Il s’appelait Pierre Ferras et suivant la tradition imposée depuis des siècles aux gens de sa tradition, sa patronne lui menait une vie rude : il travaillait tous les jours du lever au coucher du soleil et plus quand le soleil se couchait trop tôt. Il dormait dans un réduit, sous l’escalier. Il mangeait un oignon au petit déjeuner et goutait d’un morceau de lard quand les autres avaient du jambon...

Pourtant, c’est Pierre Ferras qui représentait la Maison Bégué au Conseil municipal du village pendant toute la minorité du fils de Maison.

Entre 1940 et 1943, un groupe d’Autrichiens trouva refuge à Barrancoueu, Arreau et Cazaux-Debat. Parmi eux ou en lien avec eux, des femmes remarquables.

Mabel Irène Goldin avait 27 ans quand elle arriva dans l’Espagne en guerre de 1936. Juive new-yorkaise, elle s’était portée volontaire dans l’équipe du docteur Barsky pour intégrer les équipes médicales des Brigades Internationales.

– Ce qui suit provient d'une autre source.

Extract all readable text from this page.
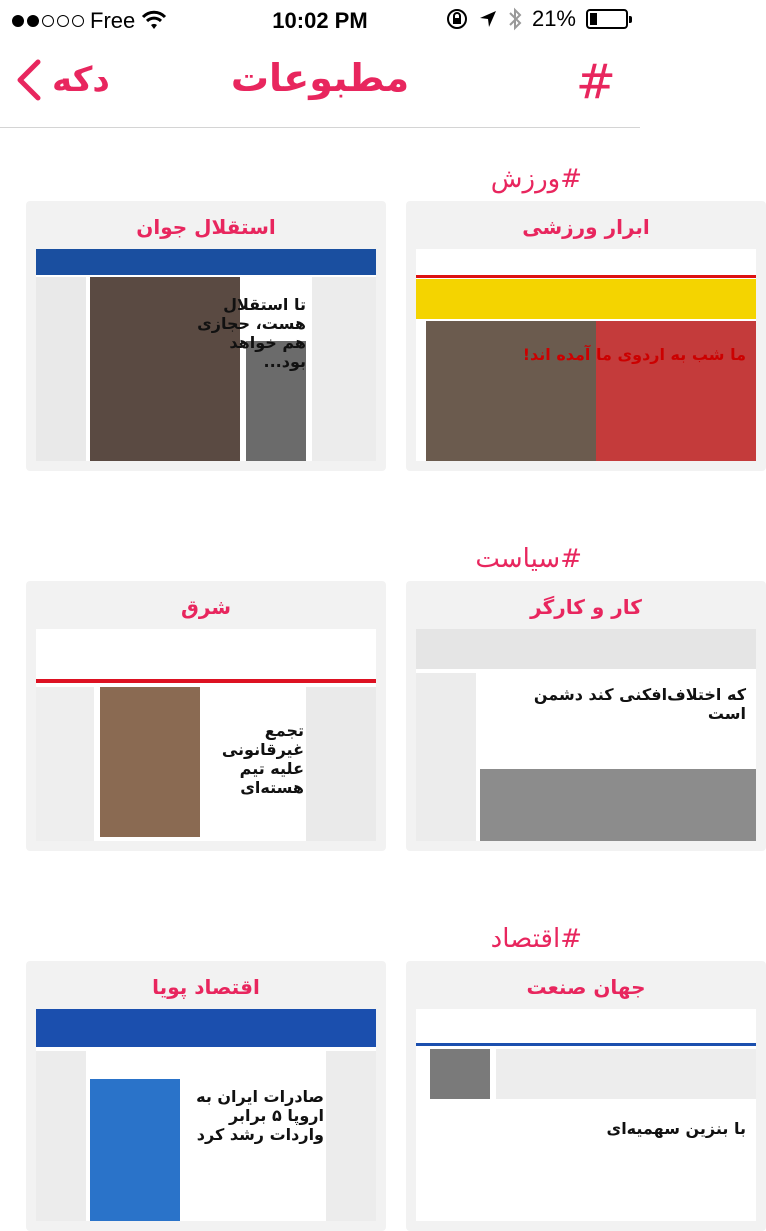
Free	10:02 PM	21%
دکه	مطبوعات	#
#ورزش
استقلال جوان
تا استقلال هست، حجازی هم خواهد بود...
ابرار ورزشی
ما شب به اردوی ما آمده اند!
#سیاست
شرق
تجمع غیرقانونی علیه تیم هسته‌ای
کار و کارگر
که اختلاف‌افکنی کند دشمن است
#اقتصاد
اقتصاد پویا
صادرات ایران به اروپا ۵ برابر واردات رشد کرد
جهان صنعت
با بنزین سهمیه‌ای
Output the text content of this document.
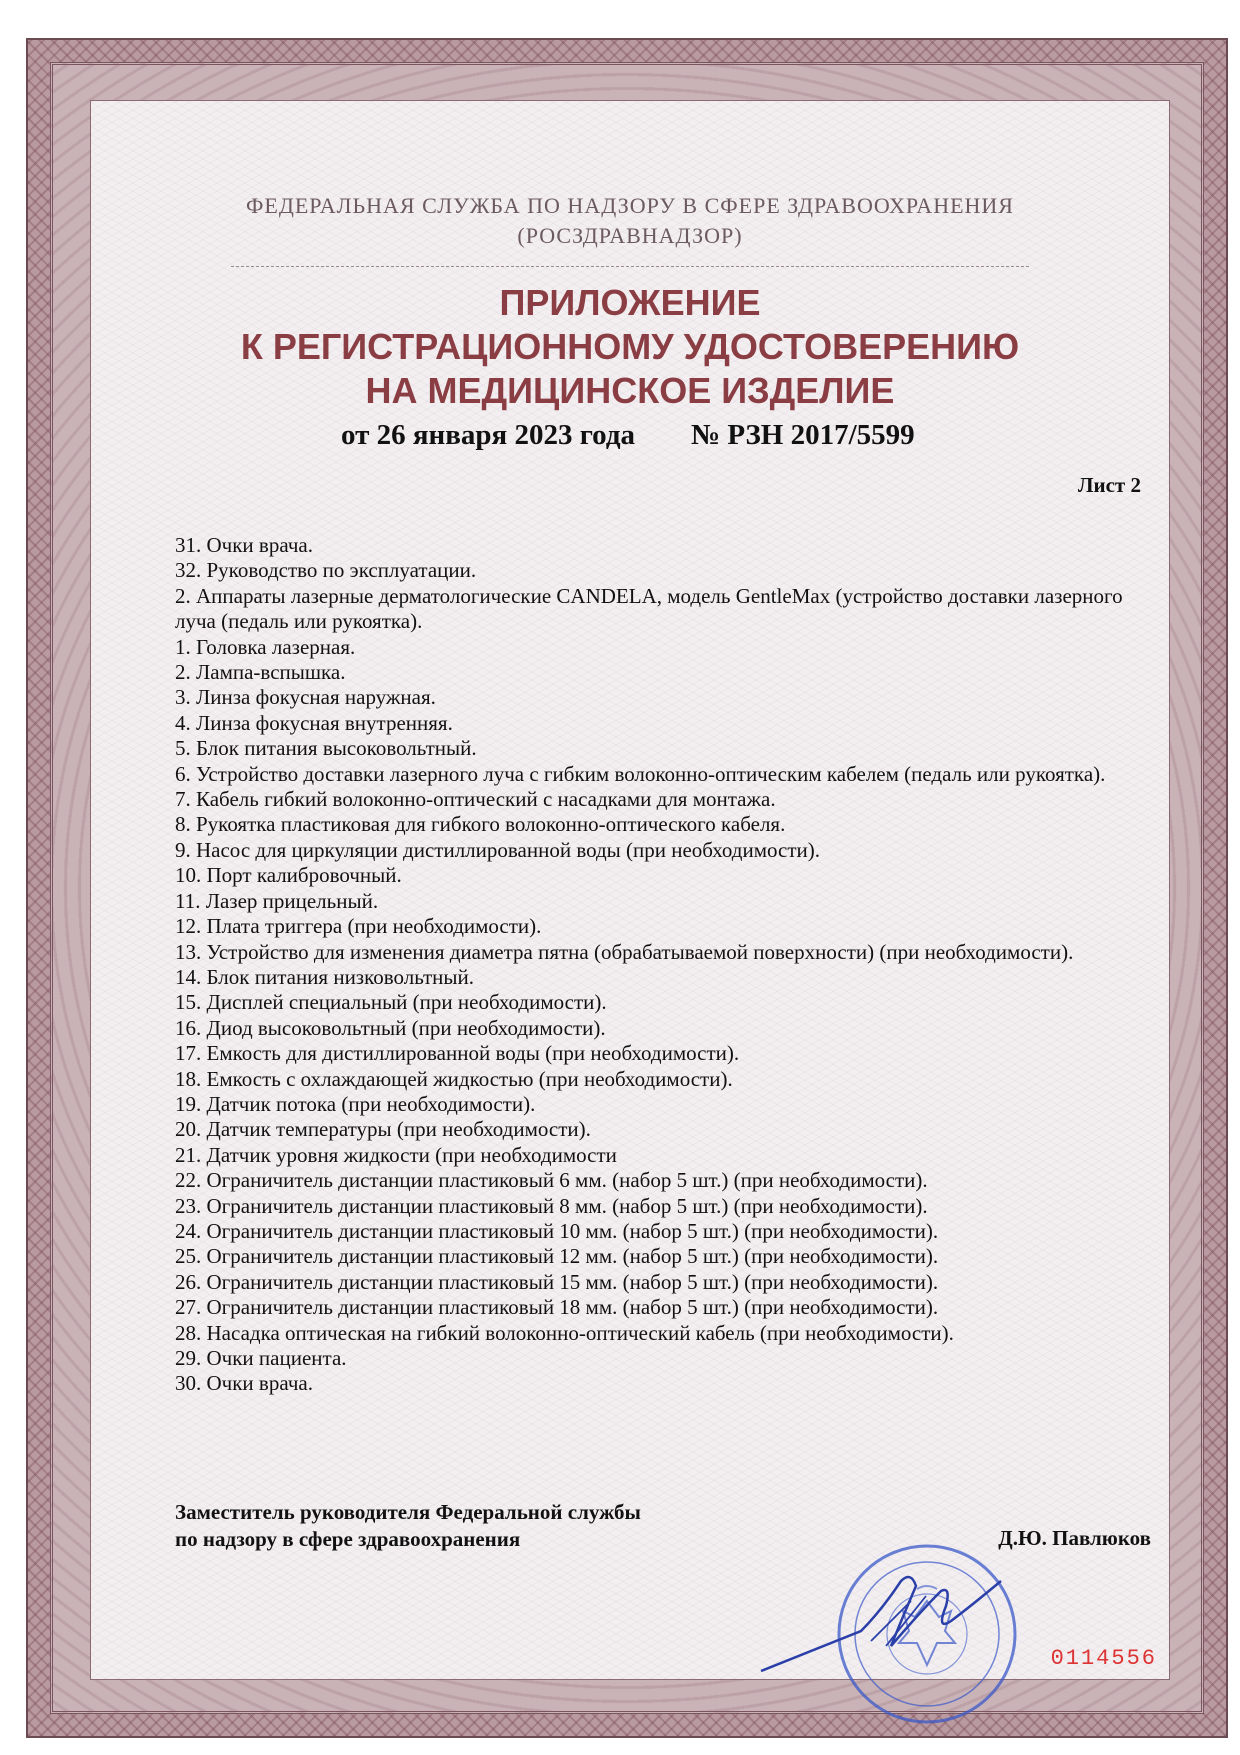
ФЕДЕРАЛЬНАЯ СЛУЖБА ПО НАДЗОРУ В СФЕРЕ ЗДРАВООХРАНЕНИЯ
(РОСЗДРАВНАДЗОР)
ПРИЛОЖЕНИЕ
К РЕГИСТРАЦИОННОМУ УДОСТОВЕРЕНИЮ
НА МЕДИЦИНСКОЕ ИЗДЕЛИЕ
от 26 января 2023 года № РЗН 2017/5599
Лист 2

31. Очки врача.

32. Руководство по эксплуатации.

2. Аппараты лазерные дерматологические CANDELA, модель GentleMax (устройство доставки лазерного луча (педаль или рукоятка).

1. Головка лазерная.

2. Лампа-вспышка.

3. Линза фокусная наружная.

4. Линза фокусная внутренняя.

5. Блок питания высоковольтный.

6. Устройство доставки лазерного луча с гибким волоконно-оптическим кабелем (педаль или рукоятка).

7. Кабель гибкий волоконно-оптический с насадками для монтажа.

8. Рукоятка пластиковая для гибкого волоконно-оптического кабеля.

9. Насос для циркуляции дистиллированной воды (при необходимости).

10. Порт калибровочный.

11. Лазер прицельный.

12. Плата триггера (при необходимости).

13. Устройство для изменения диаметра пятна (обрабатываемой поверхности) (при необходимости).

14. Блок питания низковольтный.

15. Дисплей специальный (при необходимости).

16. Диод высоковольтный (при необходимости).

17. Емкость для дистиллированной воды (при необходимости).

18. Емкость с охлаждающей жидкостью (при необходимости).

19. Датчик потока (при необходимости).

20. Датчик температуры (при необходимости).

21. Датчик уровня жидкости (при необходимости

22. Ограничитель дистанции пластиковый 6 мм. (набор 5 шт.) (при необходимости).

23. Ограничитель дистанции пластиковый 8 мм. (набор 5 шт.) (при необходимости).

24. Ограничитель дистанции пластиковый 10 мм. (набор 5 шт.) (при необходимости).

25. Ограничитель дистанции пластиковый 12 мм. (набор 5 шт.) (при необходимости).

26. Ограничитель дистанции пластиковый 15 мм. (набор 5 шт.) (при необходимости).

27. Ограничитель дистанции пластиковый 18 мм. (набор 5 шт.) (при необходимости).

28. Насадка оптическая на гибкий волоконно-оптический кабель (при необходимости).

29. Очки пациента.

30. Очки врача.

Заместитель руководителя Федеральной службы
по надзору в сфере здравоохранения	Д.Ю. Павлюков
0114556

Les américains faisaient partie de la brigade Lincoln. Irène Goldin avait adhéré au Parti communiste en Espagne, en octobre 1937.

 

Elle fut d’abord affectée en unité d’urgence, où elle fut blessée. On l’avait alors mutée à l’hôpital britannique puis à Mataro, le grand hôpital où étaient soignés les blessés des brigades internationales. Elle y rencontra Françoise Brauner, médecin français d’origine autrichienne.

 

C’est là qu’elle fit la connaissance d’Harry Spiegel, un étudiant en philosophie viennois. Commissaire politique auprès d’une unité des Brigades Internationales, il avait été blessé sur le front de l’Ebre et conduit à l’hôpital de Mataro, où il rencontra Irène Goldin. Ils s’épousèrent en septembre 1938, au moment de la dissolution des brigades.

 

Avec leurs camardes, ils durent gagner la France. A Marseille en 1939, Irène Spiegel essaya d’obtenir un visa pour les Etats-Unis pour son mari. Harry Spiegel n’obtint pas de visa : à la déclaration de guerre en 1939, il fut même interné en tant qu’ «étranger hostile». C’était le sort que réservait la République laïque aux ressortissants « allemands », même juifs.

 

Irène Spiegel réussit à obtenir la libération de son mari. Ils se rendirent ensemble près de Paris, au château de la Guette, avec les époux Brauner, spécialistes des traumatismes des conflits armés sur les enfants. Françoise Brauner était médecin et Alfred Brauner, pédagogue. Ils assistaient alors des enfants juifs réfugiés d’Allemagne.

 

En juillet 1940, les époux Spiegel prirent le train pour le sud et s’arrêtèrent en gare de Lannemezan. Ils parvinrent à entrer en contact avec Gerti Schindl, la responsable du KPÖ à Toulouse. Harry Spiegel avait une compétence particulièrement précieuse : il parlait très bien le français. C’est pourquoi Gerti Schindl envoya à Lannemezan un groupe de quatre Autrichiens qui venaient d’être démobilisés à Toulouse. Ils s’appellaient Josef Gradl, Enst Kuntschik, Karl Auer et Frantz Gögginger.

 

Le groupe partit pour la vallée d’Aure, embauchés comme charbonniers. Irène Spiegel était enceinte. Son fils Pierre naquit à Arreau en 1941. Lors de l’invasion de la zone sud par les Allemands en novembre 1942, le groupe de réfugiés Autrichiens dont la composition avait évolué était à nouveau en danger. Il se sépara, chacun ayant une fonction dans la Résistance.

 

Les Spiegel partirent à Marseille. Harry Spiegel se fit recruter sous le nom d’Henri Verdier comme interprète par une entreprise qui travaillait pour la marine allemande. Il faisait partie des FTP MOI, qui communiquaient les plans des installations de guerres allemandes à Marseille aux services secrets gaullistes.

 

Les Spiegel avaient confié leur fils, Pierre, à une famille de Labarthe de Neste, à côté de Lannemezan. En mai 1943, Irène Spoiegel, présentant qu’un drame avait eu lieu, récupéra son fils à Labarthe de Neste et le ramena à Marseille.

 

A la libération de Marseille, Harry Spiegel fut arrêté comme espion par des résistants peu aux fait des réalités de la Résistance. Il s’en sortit encore une fois grâce à l’intervention énergique et efficace d’Irène Spiegel.

 

Ils rentrèrent en Autriche et se spécialisèrent dans le théâtre comme thérapie pour les traumatismes d’enfants. Les Spiegel se séparèrent, mais Irène resta en Autriche jusqu’à sa mort dans les années 2000.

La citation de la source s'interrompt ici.